Je suis curieuse Je suis curieuseInitialement prévu pour être un film de 3 h30, Je suis curieuse du suédois Vilgot Sjöman est sorti sur les écrans en deux parties : Version jaune et Version bleue. C’est un film à fort contenu politique qui reflète bien les remises en cause et les questionnements en cette fin des années soixante. Le film est très libre dans son contenu mais aussi dans sa forme puisque, si le thème général est l’éveil politique de Lena, une jeune femme de 22 ans, le film mêle réalité et fiction : Vilgot Sjöman peut ainsi apparaître en train de préparer ou de monter son film ou encore les acteurs peuvent prolonger leur relation dans la vie réelle. La première partie, Version jaune, est la plus complète et la mieux équilibrée. Elle aborde plusieurs thèmes politiques, les inégalités de salaires, la non-violence, l’égalité des sexes, la libération sexuelle. En parallèle, nous voyons Lena vivre une aventure avec un homme (qui vote à droite) qui lui cache qu’il a déjà un enfant et qu’il vit en couple. La seconde partie, Version bleue, est plus axée sur la libération dans un sens large, notamment sexuelle, mais aussi sur le plan des religions et des prisons. Le film doit beaucoup à son actrice principale, Lena Nyman. Il faut la voir avec son micro arpenter les rues de Stockholm pour demander avec candeur aux passants : « La société suédoise est-elle une société de classes ? »… ou encore interroger à l’aéroport les voyageurs de retour d’Espagne pour leur demander si cela les avait dérangé de passer leurs vacances dans un pays dirigé par un dictateur… Je suis curieuseJamais agressive mais tout de même obstinée, elle parvient par son naturel et sa candeur à toujours obtenir des réponses ou, au moins, des tentatives de réponse. Sur le plan de la sexualité, le film a pu paraître impudique, abordant largement la question sans tabou, avec liberté et naturel. Vu un demi-siècle plus tard, Je suis curieuse reste un film très intéressant, non seulement (et de façon évidente) sur le plan historique et sociologique, mais aussi pour mesurer à quel niveau ces questionnements restent actuels ou pas, ouvrant ainsi la voie à une réflexion philosophique plus large.
Elle:
Lui : 4 étoiles

Acteurs: Lena Nyman, Vilgot Sjöman, Börje Ahlstedt, Peter Lindgren
Voir la fiche du film et la filmographie de Vilgot Sjöman sur le site IMDB.

Remarques :
* Le jaune et le bleu sont les deux couleurs du drapeau suédois.

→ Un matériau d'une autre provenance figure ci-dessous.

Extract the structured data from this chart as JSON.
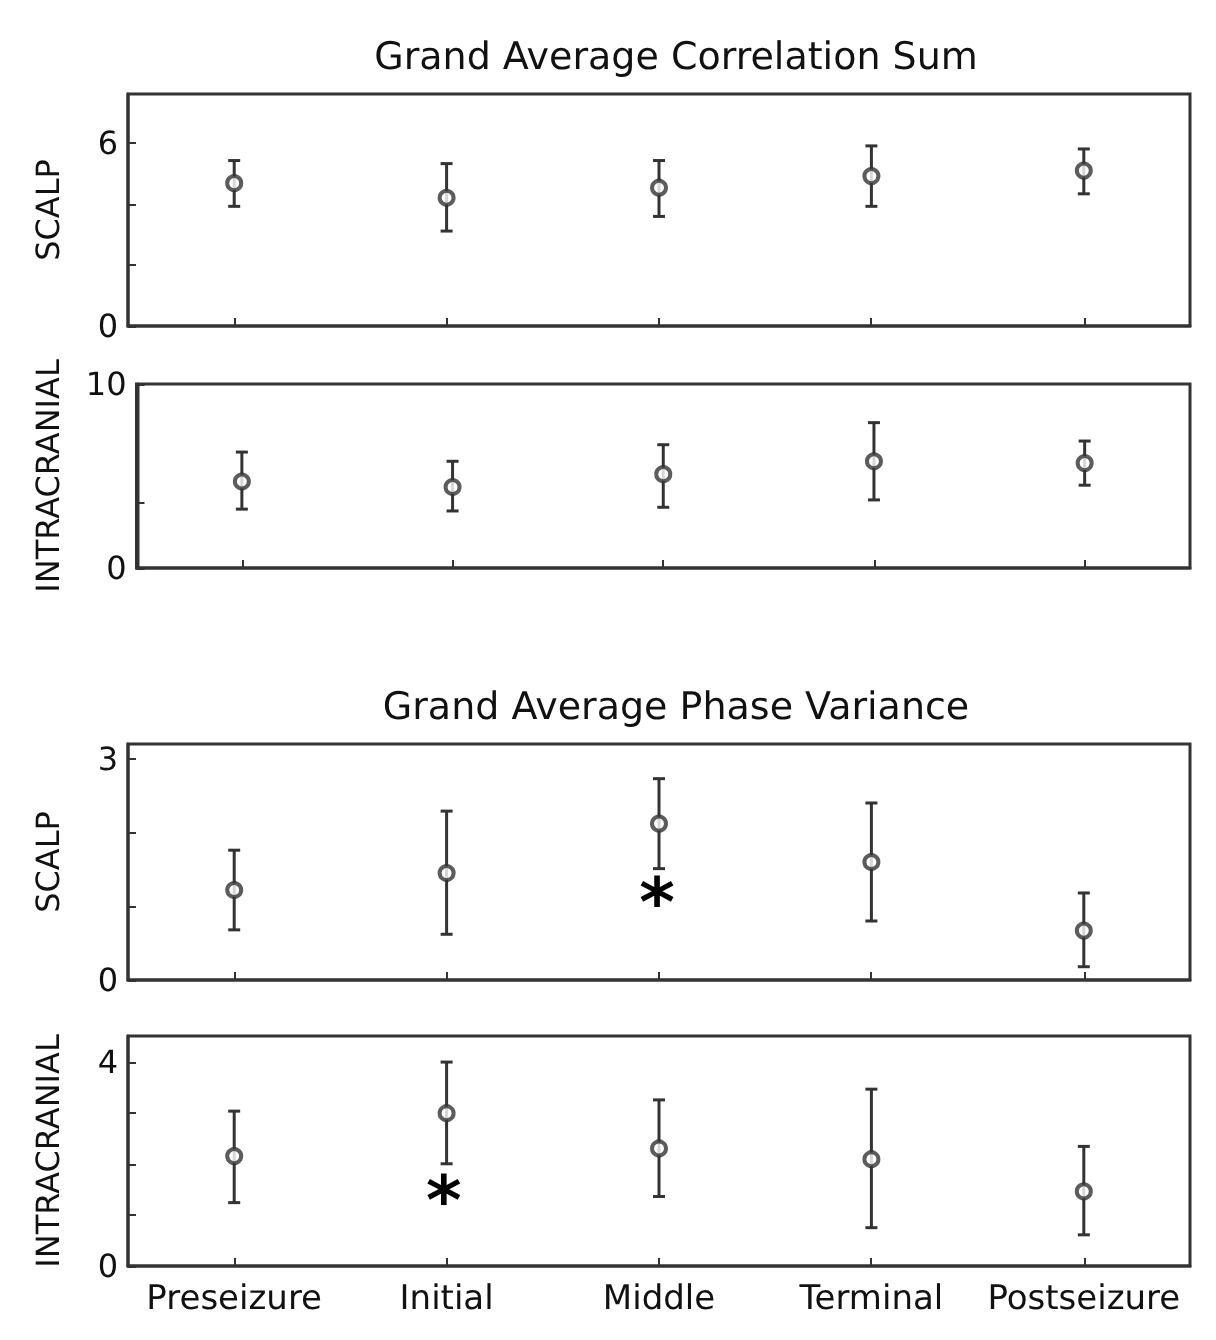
{
  "chart_data": [
    {
      "type": "scatter",
      "title": "Grand Average Correlation Sum",
      "ylabel": "SCALP",
      "categories": [
        null,
        null,
        null,
        null,
        null
      ],
      "marker": "circle",
      "tick_labels": "y",
      "ylim": [
        0,
        7.6
      ],
      "yticks": [
        0,
        {
          "value": 2,
          "label": null
        },
        {
          "value": 4,
          "label": null
        },
        6
      ],
      "series": [
        {
          "color": "#333333",
          "values": [
            4.68,
            4.2,
            4.53,
            4.91,
            5.09
          ],
          "errors": [
            [
              3.92,
              5.42
            ],
            [
              3.11,
              5.32
            ],
            [
              3.59,
              5.42
            ],
            [
              3.92,
              5.9
            ],
            [
              4.33,
              5.8
            ]
          ]
        }
      ]
    },
    {
      "type": "scatter",
      "ylabel": "INTRACRANIAL",
      "categories": [
        null,
        null,
        null,
        null,
        null
      ],
      "marker": "circle",
      "tick_labels": "y",
      "ylim": [
        0,
        10
      ],
      "yticks": [
        0,
        {
          "value": 3.6,
          "label": null
        },
        10
      ],
      "series": [
        {
          "color": "#333333",
          "values": [
            4.7,
            4.4,
            5.1,
            5.8,
            5.7
          ],
          "errors": [
            [
              3.2,
              6.3
            ],
            [
              3.1,
              5.8
            ],
            [
              3.3,
              6.7
            ],
            [
              3.7,
              7.9
            ],
            [
              4.5,
              6.9
            ]
          ]
        }
      ]
    },
    {
      "type": "scatter",
      "title": "Grand Average Phase Variance",
      "ylabel": "SCALP",
      "categories": [
        null,
        null,
        null,
        null,
        null
      ],
      "marker": "circle",
      "tick_labels": "y",
      "ylim": [
        0,
        3.2
      ],
      "yticks": [
        0,
        {
          "value": 1,
          "label": null
        },
        {
          "value": 2,
          "label": null
        },
        3
      ],
      "annotations": [
        "*"
      ],
      "series": [
        {
          "color": "#333333",
          "values": [
            1.22,
            1.45,
            2.12,
            1.6,
            0.67
          ],
          "errors": [
            [
              0.68,
              1.76
            ],
            [
              0.62,
              2.29
            ],
            [
              1.51,
              2.73
            ],
            [
              0.8,
              2.4
            ],
            [
              0.18,
              1.18
            ]
          ]
        }
      ]
    },
    {
      "type": "scatter",
      "ylabel": "INTRACRANIAL",
      "categories": [
        "Preseizure",
        "Initial",
        "Middle",
        "Terminal",
        "Postseizure"
      ],
      "marker": "circle",
      "ylim": [
        0,
        4.5
      ],
      "yticks": [
        0,
        {
          "value": 1,
          "label": null
        },
        {
          "value": 2,
          "label": null
        },
        {
          "value": 3,
          "label": null
        },
        4
      ],
      "annotations": [
        "*"
      ],
      "series": [
        {
          "color": "#333333",
          "values": [
            2.15,
            2.99,
            2.3,
            2.09,
            1.46
          ],
          "errors": [
            [
              1.24,
              3.03
            ],
            [
              2.0,
              3.99
            ],
            [
              1.36,
              3.25
            ],
            [
              0.75,
              3.46
            ],
            [
              0.61,
              2.34
            ]
          ]
        }
      ]
    }
  ]
}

* Assez étrangement, en France, le film ne fit que peu d’effet quand il est sorti, en janvier 1968 (pour la première partie) et en septembre 1968 (pour la seconde). Il n’en fut pas de même aux Etats-Unis où il rencontra un vif succès mais ce sont les scènes de nudité (totale ce qui était alors extrêmement rare en dehors des films pornographiques) qui alimentèrent le bouche à oreille : c’est un film que l’on allait voir ostensiblement pour montrer son ouverture d’esprit. En outre, Vilgot Sjöman ne fait à aucun moment montre d’anti-américanisme (mis à part, quelques mentions très rapides de la guerre au Vietnam).

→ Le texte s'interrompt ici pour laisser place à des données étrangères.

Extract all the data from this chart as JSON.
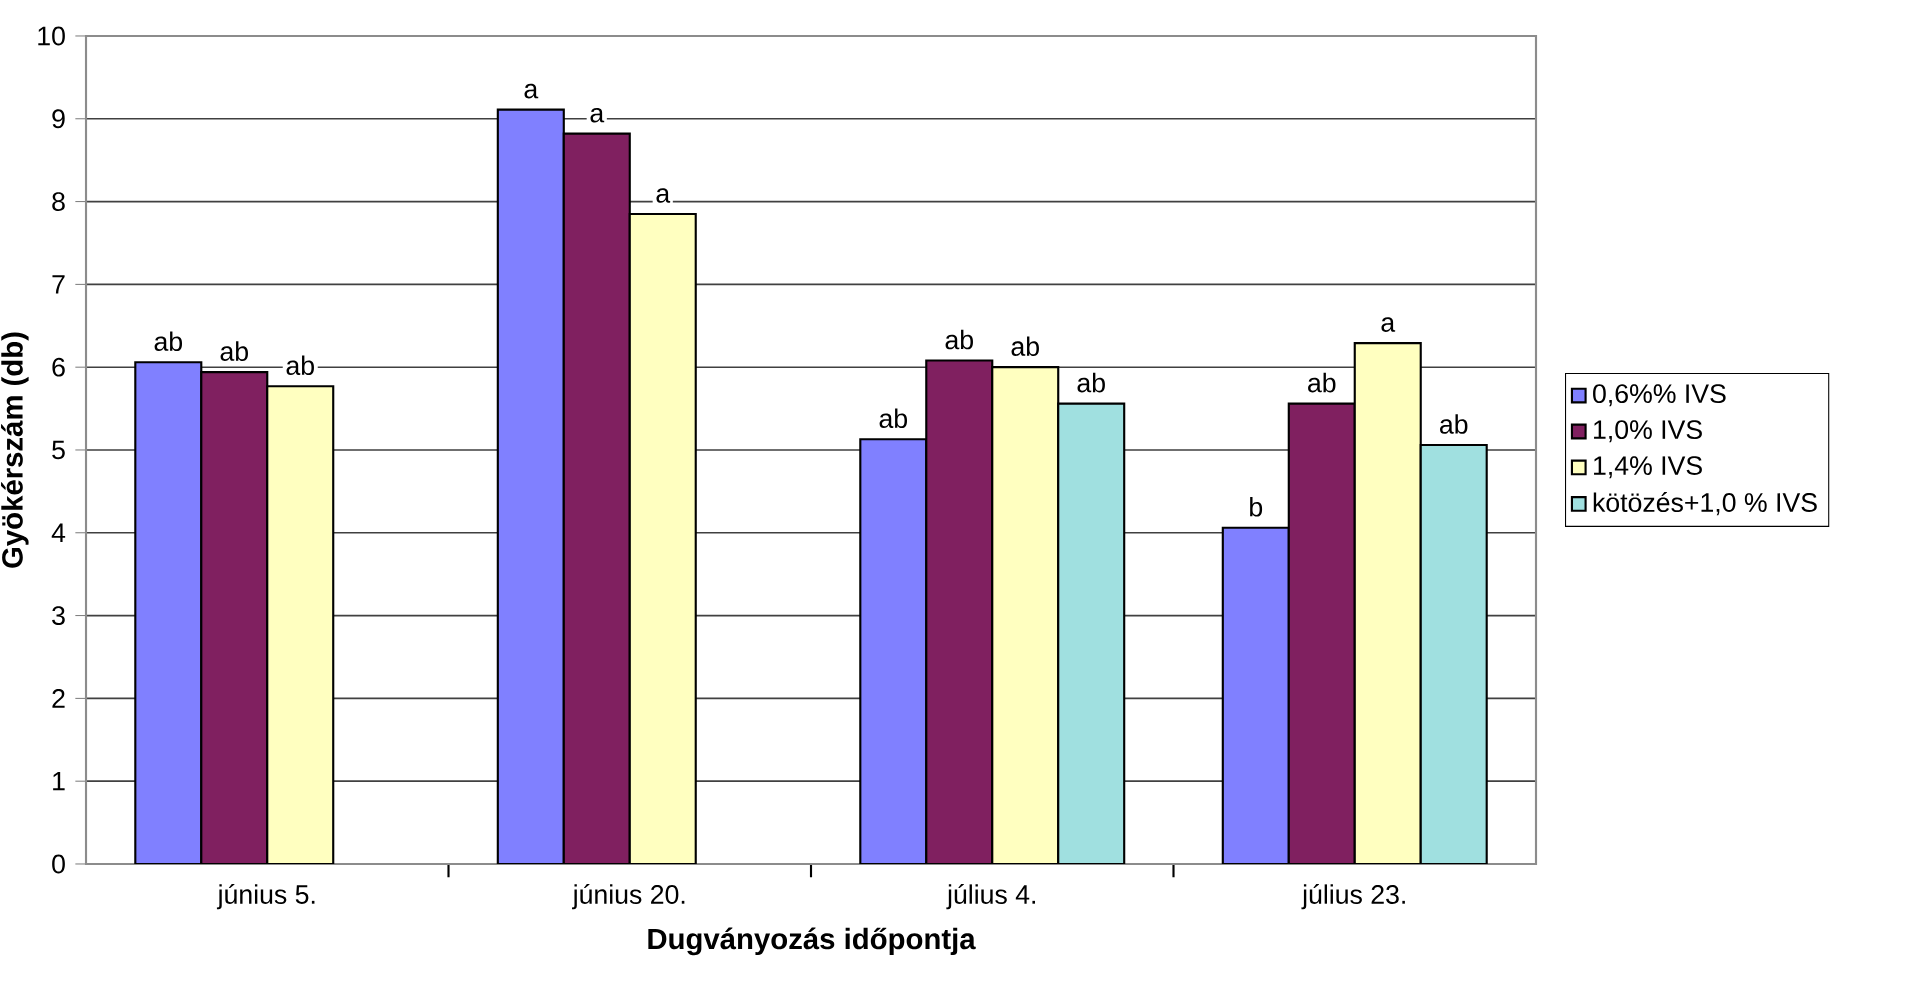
{
  "chart_data": {
    "type": "bar",
    "xlabel": "Dugványozás időpontja",
    "ylabel": "Gyökérszám (db)",
    "categories": [
      "június 5.",
      "június 20.",
      "július 4.",
      "július 23."
    ],
    "series": [
      {
        "name": "0,6%% IVS",
        "color": "#8080ff",
        "values": [
          6.06,
          9.11,
          5.13,
          4.06
        ],
        "value_labels": [
          "ab",
          "a",
          "ab",
          "b"
        ]
      },
      {
        "name": "1,0% IVS",
        "color": "#802060",
        "values": [
          5.94,
          8.82,
          6.08,
          5.56
        ],
        "value_labels": [
          "ab",
          "a",
          "ab",
          "ab"
        ]
      },
      {
        "name": "1,4% IVS",
        "color": "#ffffc0",
        "values": [
          5.77,
          7.85,
          6.0,
          6.29
        ],
        "value_labels": [
          "ab",
          "a",
          "ab",
          "a"
        ]
      },
      {
        "name": "kötözés+1,0 % IVS",
        "color": "#a0e0e0",
        "values": [
          null,
          null,
          5.56,
          5.06
        ],
        "value_labels": [
          null,
          null,
          "ab",
          "ab"
        ]
      }
    ],
    "ylim": [
      0,
      10
    ],
    "yticks": [
      0,
      1,
      2,
      3,
      4,
      5,
      6,
      7,
      8,
      9,
      10
    ],
    "grid": "y",
    "legend": "right"
  }
}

* Olaf Palme apparaît dans le film, il est interviewé (par le réalisateur) sur l’inégalité des salaires et la non-violence. Il était alors ministre des transports. Martin Luther King et le poète russe Evgueni Evtouchenko sont vus dans des documents d’époque.

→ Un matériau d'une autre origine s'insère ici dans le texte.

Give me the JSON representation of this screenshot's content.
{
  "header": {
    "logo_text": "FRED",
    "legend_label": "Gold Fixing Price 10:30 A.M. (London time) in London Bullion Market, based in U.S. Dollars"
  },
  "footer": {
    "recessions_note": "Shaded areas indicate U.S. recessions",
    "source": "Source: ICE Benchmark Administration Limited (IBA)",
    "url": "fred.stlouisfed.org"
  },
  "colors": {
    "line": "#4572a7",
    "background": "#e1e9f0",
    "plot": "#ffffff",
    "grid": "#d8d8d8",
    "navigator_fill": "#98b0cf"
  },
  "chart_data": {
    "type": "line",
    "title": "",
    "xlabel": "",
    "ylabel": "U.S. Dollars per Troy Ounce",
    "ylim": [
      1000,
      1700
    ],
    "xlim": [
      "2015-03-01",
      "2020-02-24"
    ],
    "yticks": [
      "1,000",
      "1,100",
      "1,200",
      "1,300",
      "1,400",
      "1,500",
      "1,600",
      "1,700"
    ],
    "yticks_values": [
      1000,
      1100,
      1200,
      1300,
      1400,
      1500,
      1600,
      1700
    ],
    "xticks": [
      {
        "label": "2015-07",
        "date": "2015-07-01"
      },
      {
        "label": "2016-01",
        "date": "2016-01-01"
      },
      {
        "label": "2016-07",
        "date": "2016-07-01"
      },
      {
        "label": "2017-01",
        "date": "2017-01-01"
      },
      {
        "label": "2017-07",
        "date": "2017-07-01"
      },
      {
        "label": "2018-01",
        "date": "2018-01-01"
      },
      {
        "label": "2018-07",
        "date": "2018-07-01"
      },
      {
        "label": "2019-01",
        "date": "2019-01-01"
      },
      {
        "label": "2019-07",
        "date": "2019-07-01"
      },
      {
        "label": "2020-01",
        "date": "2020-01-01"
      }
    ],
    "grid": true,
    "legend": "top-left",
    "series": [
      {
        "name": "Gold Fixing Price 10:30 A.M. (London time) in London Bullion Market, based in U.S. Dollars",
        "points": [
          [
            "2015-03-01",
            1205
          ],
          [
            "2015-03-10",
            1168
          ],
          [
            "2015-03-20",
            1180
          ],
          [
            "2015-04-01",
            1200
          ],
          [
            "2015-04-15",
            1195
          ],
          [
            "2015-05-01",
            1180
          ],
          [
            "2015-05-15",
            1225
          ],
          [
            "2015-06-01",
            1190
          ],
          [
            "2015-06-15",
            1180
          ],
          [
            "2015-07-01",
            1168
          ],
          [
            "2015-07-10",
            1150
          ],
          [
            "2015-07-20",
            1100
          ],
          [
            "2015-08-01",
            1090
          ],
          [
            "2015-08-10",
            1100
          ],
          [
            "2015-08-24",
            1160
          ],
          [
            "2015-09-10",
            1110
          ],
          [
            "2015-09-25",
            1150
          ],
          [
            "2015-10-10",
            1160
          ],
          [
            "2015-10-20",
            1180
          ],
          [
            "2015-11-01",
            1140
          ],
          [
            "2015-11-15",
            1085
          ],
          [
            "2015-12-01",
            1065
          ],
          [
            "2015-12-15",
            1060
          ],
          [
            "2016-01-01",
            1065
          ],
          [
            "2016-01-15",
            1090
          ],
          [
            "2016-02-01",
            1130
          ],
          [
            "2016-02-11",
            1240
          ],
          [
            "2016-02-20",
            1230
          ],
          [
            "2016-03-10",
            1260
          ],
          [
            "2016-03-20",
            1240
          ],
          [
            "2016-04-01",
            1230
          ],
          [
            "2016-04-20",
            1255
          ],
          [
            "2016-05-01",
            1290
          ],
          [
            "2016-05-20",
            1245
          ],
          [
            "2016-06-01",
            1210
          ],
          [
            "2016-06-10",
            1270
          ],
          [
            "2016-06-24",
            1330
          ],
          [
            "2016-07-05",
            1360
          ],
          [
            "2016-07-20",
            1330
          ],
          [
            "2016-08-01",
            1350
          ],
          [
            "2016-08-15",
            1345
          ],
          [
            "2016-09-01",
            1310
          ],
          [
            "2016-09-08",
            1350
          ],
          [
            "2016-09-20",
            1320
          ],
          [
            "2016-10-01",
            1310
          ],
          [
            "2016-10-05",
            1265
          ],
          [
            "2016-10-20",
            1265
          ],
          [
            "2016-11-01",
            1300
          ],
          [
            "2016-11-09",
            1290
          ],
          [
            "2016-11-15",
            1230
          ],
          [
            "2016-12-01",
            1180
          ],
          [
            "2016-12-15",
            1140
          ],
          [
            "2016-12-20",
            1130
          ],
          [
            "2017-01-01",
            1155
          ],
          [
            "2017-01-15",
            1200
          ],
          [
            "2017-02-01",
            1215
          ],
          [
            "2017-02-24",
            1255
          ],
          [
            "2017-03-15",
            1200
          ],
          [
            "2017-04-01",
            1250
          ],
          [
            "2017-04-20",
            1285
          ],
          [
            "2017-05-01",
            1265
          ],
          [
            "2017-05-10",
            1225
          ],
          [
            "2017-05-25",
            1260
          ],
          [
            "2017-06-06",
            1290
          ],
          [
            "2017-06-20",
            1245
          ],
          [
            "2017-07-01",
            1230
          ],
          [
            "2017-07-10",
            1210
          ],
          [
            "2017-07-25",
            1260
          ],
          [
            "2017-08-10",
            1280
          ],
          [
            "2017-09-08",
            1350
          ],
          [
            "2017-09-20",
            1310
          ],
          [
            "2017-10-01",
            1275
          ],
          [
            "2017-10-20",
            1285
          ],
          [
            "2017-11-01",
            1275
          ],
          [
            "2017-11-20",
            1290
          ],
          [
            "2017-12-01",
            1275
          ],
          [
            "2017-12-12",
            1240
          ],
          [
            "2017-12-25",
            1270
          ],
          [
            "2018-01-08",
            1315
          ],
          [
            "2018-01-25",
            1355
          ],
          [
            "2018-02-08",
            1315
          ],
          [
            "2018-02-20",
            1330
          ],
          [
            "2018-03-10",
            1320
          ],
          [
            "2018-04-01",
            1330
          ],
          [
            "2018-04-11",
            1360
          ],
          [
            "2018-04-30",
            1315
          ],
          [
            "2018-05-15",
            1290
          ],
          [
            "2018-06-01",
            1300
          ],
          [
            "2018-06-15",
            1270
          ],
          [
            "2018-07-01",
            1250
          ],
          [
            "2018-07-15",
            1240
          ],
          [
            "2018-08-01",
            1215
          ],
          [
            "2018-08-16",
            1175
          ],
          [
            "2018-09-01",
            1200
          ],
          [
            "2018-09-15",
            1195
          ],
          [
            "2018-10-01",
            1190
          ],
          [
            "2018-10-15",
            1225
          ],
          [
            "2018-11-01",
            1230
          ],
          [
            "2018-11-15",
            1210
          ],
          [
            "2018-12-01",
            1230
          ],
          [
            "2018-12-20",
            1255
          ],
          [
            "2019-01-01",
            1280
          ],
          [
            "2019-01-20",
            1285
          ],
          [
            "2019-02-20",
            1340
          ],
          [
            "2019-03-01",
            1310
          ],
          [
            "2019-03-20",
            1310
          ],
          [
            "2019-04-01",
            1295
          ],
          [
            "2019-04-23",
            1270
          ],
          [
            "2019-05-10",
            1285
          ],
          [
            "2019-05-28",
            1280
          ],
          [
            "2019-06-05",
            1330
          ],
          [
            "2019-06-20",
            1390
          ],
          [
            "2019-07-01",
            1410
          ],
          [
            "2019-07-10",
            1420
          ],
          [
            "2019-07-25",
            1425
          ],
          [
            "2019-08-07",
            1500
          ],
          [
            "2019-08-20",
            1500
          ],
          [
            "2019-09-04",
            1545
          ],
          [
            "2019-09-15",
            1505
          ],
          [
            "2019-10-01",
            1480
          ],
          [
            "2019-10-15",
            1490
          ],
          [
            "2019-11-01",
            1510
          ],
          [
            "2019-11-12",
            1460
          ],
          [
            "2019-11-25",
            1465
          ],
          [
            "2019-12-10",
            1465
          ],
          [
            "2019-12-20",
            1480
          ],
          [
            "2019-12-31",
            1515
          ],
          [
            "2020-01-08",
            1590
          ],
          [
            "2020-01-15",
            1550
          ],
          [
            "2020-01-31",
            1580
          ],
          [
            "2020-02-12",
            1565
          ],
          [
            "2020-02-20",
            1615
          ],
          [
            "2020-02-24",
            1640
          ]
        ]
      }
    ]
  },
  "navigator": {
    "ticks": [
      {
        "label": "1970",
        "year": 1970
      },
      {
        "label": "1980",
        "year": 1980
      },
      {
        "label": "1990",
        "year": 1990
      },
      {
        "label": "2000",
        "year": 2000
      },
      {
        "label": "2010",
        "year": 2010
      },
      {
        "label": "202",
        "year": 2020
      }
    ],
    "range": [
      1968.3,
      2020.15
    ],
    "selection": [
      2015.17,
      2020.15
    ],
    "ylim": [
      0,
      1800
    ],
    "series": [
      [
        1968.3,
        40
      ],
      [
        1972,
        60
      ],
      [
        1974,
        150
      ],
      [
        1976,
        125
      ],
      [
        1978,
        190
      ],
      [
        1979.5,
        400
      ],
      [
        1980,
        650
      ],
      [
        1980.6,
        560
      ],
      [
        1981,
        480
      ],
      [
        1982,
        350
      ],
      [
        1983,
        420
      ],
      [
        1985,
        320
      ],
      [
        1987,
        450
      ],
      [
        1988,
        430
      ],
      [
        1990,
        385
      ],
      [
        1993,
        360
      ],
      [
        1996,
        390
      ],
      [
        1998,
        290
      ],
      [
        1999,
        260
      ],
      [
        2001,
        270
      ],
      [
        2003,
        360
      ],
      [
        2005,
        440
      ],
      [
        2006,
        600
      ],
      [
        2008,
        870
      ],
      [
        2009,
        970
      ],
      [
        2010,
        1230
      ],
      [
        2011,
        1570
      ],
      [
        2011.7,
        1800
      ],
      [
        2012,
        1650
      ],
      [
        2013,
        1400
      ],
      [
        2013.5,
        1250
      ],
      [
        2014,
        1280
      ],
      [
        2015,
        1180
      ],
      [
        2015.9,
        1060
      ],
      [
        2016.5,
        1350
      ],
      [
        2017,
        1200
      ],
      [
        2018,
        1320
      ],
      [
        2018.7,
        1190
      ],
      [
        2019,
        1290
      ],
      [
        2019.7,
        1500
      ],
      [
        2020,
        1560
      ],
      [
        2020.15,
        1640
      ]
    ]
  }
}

* La Suède de 1967 est dirigée par les sociaux-démocrates (socialistes modérés) depuis les années trente. Tage Erlander était alors chef du gouvernement depuis 1946. Olaf Palme lui succédera en 1969. Le gouvernement social-démocrate avait pris un certain nombre de mesures dans les années cinquante et soixante pour réduire les inégalités sociales et accroitre la protection sociale. Le pays était considéré comme l’un des plus avancés en ce domaine.

* Vilgot Sjöman a beaucoup travaillé au théâtre avec Bergman, ce qui laisse supposer qu’il a su parfaitement diriger Lena Nyman. En Suède, l’actrice a reçu le prix de la meilleure actrice aux Guldbagge Awards en 1968 pour cette interprétation.